FDIC to Consider Borrowing $10 Billion
The insurance fund that backs the nation’s troubled banking industry may seek a $10-billion loan to avoid a looming cash crunch, its chairman said Monday.
Federal Deposit Insurance Corp. Chairman L. William Seidman, speaking to journalists at a banking industry conference, said the loan should be enough to see the fund through 1991.
“But we ought to be looking at further plans for beyond that,” Seidman said.
He said the loan could be repaid by boosting the premiums that banks pay for deposit insurance to 23 cents per $100 worth of domestic deposits, a 3 1/2-cent increase.
The FDIC board, which will meet Thursday to consider the loan and the premium increase, has not decided where to try to obtain the loan.
Seidman said potential lenders include the banking industry, the Treasury, the Federal Reserve Board or the Federal Financing Bank, which lends money to government agencies when they have an immediate need for funds.
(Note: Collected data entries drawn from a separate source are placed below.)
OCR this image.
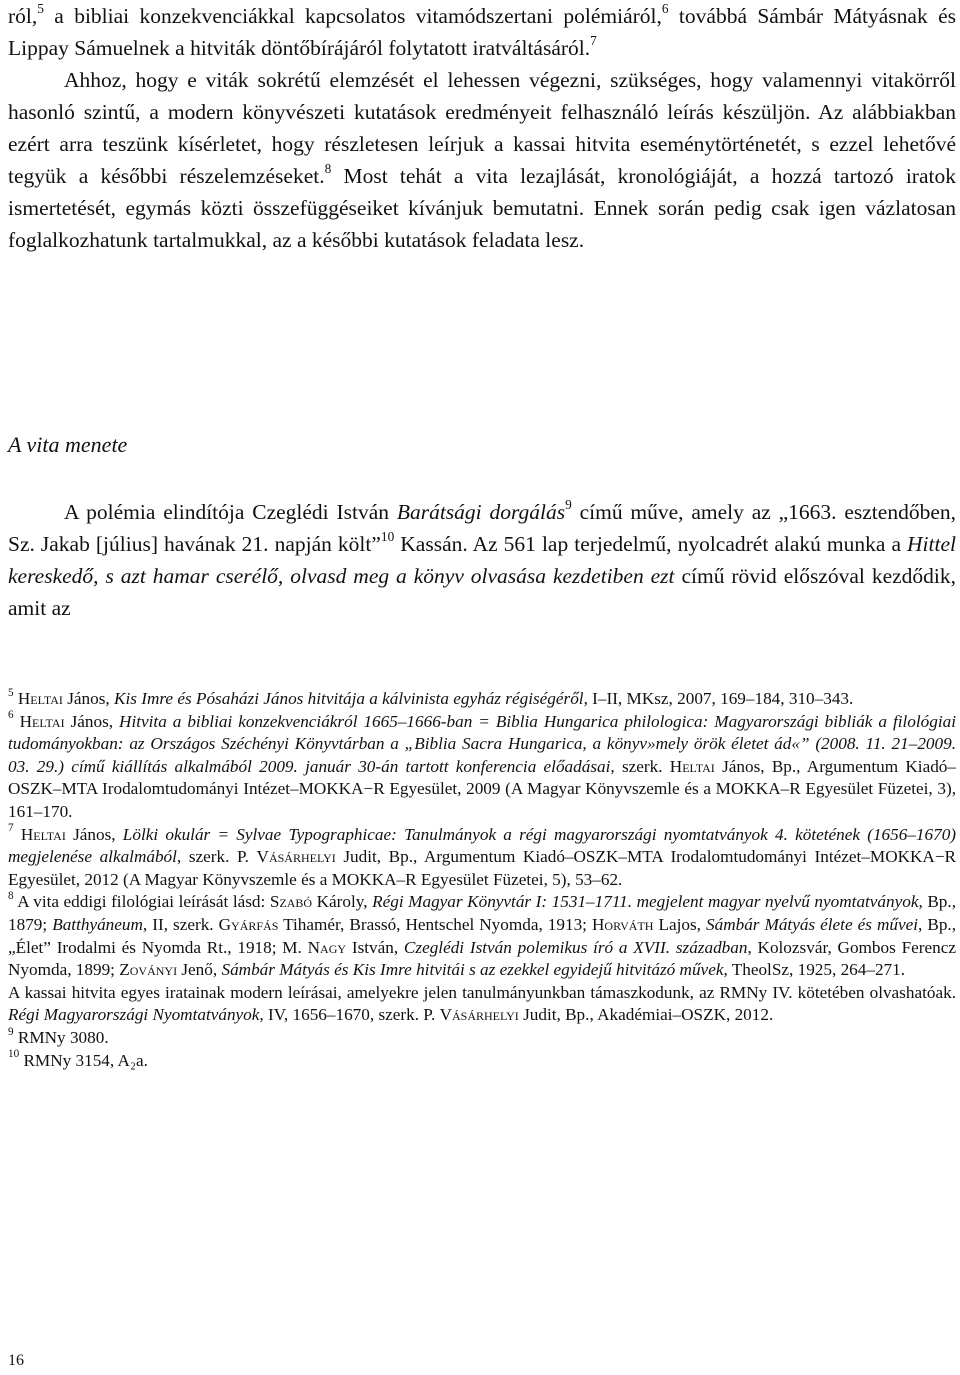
ról,$^5$ a bibliai konzekvenciákkal kapcsolatos vitamódszertani polémiáról,$^6$ továbbá Sámbár Mátyásnak és Lippay Sámuelnek a hitviták döntőbírájáról folytatott iratváltásáról.$^7$

Ahhoz, hogy e viták sokrétű elemzését el lehessen végezni, szükséges, hogy valamennyi vitakörről hasonló szintű, a modern könyvészeti kutatások eredményeit felhasználó leírás készüljön. Az alábbiakban ezért arra teszünk kísérletet, hogy részletesen leírjuk a kassai hitvita eseménytörténetét, s ezzel lehetővé tegyük a későbbi részelemzéseket.$^8$ Most tehát a vita lezajlását, kronológiáját, a hozzá tartozó iratok ismertetését, egymás közti összefüggéseiket kívánjuk bemutatni. Ennek során pedig csak igen vázlatosan foglalkozhatunk tartalmukkal, az a későbbi kutatások feladata lesz.

A vita menete

A polémia elindítója Czeglédi István Barátsági dorgálás$^9$ című műve, amely az „1663. esztendőben, Sz. Jakab [július] havának 21. napján költ”$^{10}$ Kassán. Az 561 lap terjedelmű, nyolcadrét alakú munka a Hittel kereskedő, s azt hamar cserélő, olvasd meg a könyv olvasása kezdetiben ezt című rövid előszóval kezdődik, amit az

$^5$ Heltai János, Kis Imre és Pósaházi János hitvitája a kálvinista egyház régiségéről, I–II, MKsz, 2007, 169–184, 310–343.

$^6$ Heltai János, Hitvita a bibliai konzekvenciákról 1665–1666-ban = Biblia Hungarica philologica: Magyarországi bibliák a filológiai tudományokban: az Országos Széchényi Könyvtárban a „Biblia Sacra Hungarica, a könyv»mely örök életet ád«” (2008. 11. 21–2009. 03. 29.) című kiállítás alkalmából 2009. január 30-án tartott konferencia előadásai, szerk. Heltai János, Bp., Argumentum Kiadó–OSZK–MTA Irodalomtudományi Intézet–MOKKA−R Egyesület, 2009 (A Magyar Könyvszemle és a MOKKA–R Egyesület Füzetei, 3), 161–170.

$^7$ Heltai János, Lölki okulár = Sylvae Typographicae: Tanulmányok a régi magyarországi nyomtatványok 4. kötetének (1656–1670) megjelenése alkalmából, szerk. P. Vásárhelyi Judit, Bp., Argumentum Kiadó–OSZK–MTA Irodalomtudományi Intézet–MOKKA−R Egyesület, 2012 (A Magyar Könyvszemle és a MOKKA–R Egyesület Füzetei, 5), 53–62.

$^8$ A vita eddigi filológiai leírását lásd: Szabó Károly, Régi Magyar Könyvtár I: 1531–1711. megjelent magyar nyelvű nyomtatványok, Bp., 1879; Batthyáneum, II, szerk. Gyárfás Tihamér, Brassó, Hentschel Nyomda, 1913; Horváth Lajos, Sámbár Mátyás élete és művei, Bp., „Élet” Irodalmi és Nyomda Rt., 1918; M. Nagy István, Czeglédi István polemikus író a XVII. században, Kolozsvár, Gombos Ferencz Nyomda, 1899; Zoványi Jenő, Sámbár Mátyás és Kis Imre hitvitái s az ezekkel egyidejű hitvitázó művek, TheolSz, 1925, 264–271.

A kassai hitvita egyes iratainak modern leírásai, amelyekre jelen tanulmányunkban támaszkodunk, az RMNy IV. kötetében olvashatóak. Régi Magyarországi Nyomtatványok, IV, 1656–1670, szerk. P. Vásárhelyi Judit, Bp., Akadémiai–OSZK, 2012.

$^9$ RMNy 3080.

$^{10}$ RMNy 3154, A₂a.

16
But Fed Gov. John LaWare, addressing the same conference, warned that $10 billion may not be enough to beef up the fund.
The bank fund, which protects deposits when banks become insolvent, has been shrinking rapidly because of a wave of bank failures. Its resources are the lowest in its history.
Seidman has predicted that the fund could run dry up this year if the recession lasts longer than expected. At the end of 1990 it had about $8 billion in it, down from about $18 billion in 1987.
Seidman said the FDIC has the authority to borrow up to nine times its net worth, considerably more than $10 billion.
But he said the agency didn’t want to borrow too much in case its net worth falls in the future.